Farmfoods this week is offering consumers any 2 litres of semi-skimmed or whole liquid milk for £1. Booker Cash and Carry is selling 2 litres for only 59p. The hard sell from Booker states, “you can quite easily sell below the discounters and supermarkets; you could even sell two (as in 4 litres) for £1.50 and make a fair margin”.
With words like these, Booker is blatantly taking advantage of the worst dairy crisis experienced by farmers across the country.
While some are already paying a fair farmgate price for liquid milk, and therefore not affecting the farm gate price through retail promotions, others have no sustainable pricing system in place.
So who is funding these promotions?
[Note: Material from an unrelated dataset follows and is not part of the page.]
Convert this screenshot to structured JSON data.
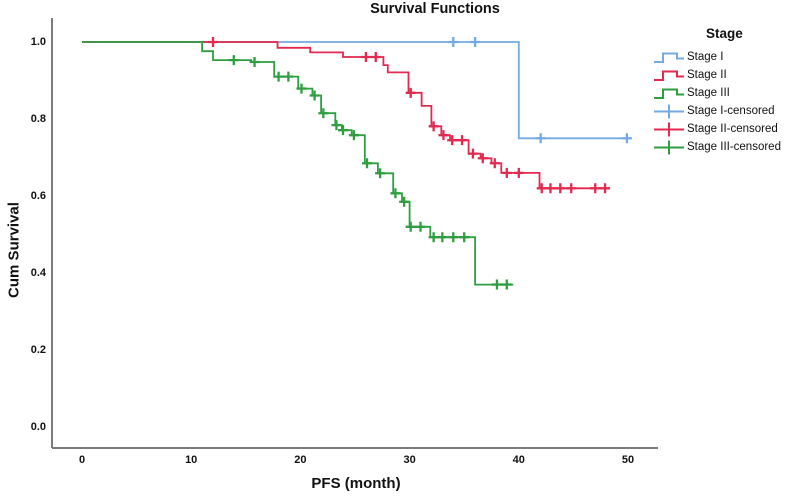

Are Farmfoods, Booker and others taking advantage of poor farmgate dairy prices and therefore are dairy farmers indirectly paying the price for these promotions?
With the dairy industry going through the most difficult time it has ever faced in the past seven years with milk prices far below break-even levels, promotions like these add fuel to the fire to any dairy farmer’s situation.
How can dairy farmers trust their milk buyer when they don’t have any transparency on how their milk prices are calculated? This is only exaggerated when A or B prices and volumes are implemented. Can we be sure that milk buyers aren’t offering distressed milk at any price to aid retail promotions with no regard of how that impacts on farm? Our calls for sustainable supply chains are even more important now, more than ever. We know Farmfoods do not hold long term contracts with their dairy suppliers and therefore are they bulk buying at the cheaper B price?
Whilst the focus above is on liquid milk, farmers suffering the most are those supplying milk into other dairy products. Over the past few months we have seen a few retailers put in place sustainable pricing models on own label cheese. This is far from the norm. If retailers want to secure British dairy products in the future, now is the time to act to support those who are producing the raw materials.
We are calling on all food businesses within the supply chain, including retailers, discounters, food catering business and food manufactures, for clear and transparent supply chains that offer a sustainable milk price back to the farm regardless of its end use.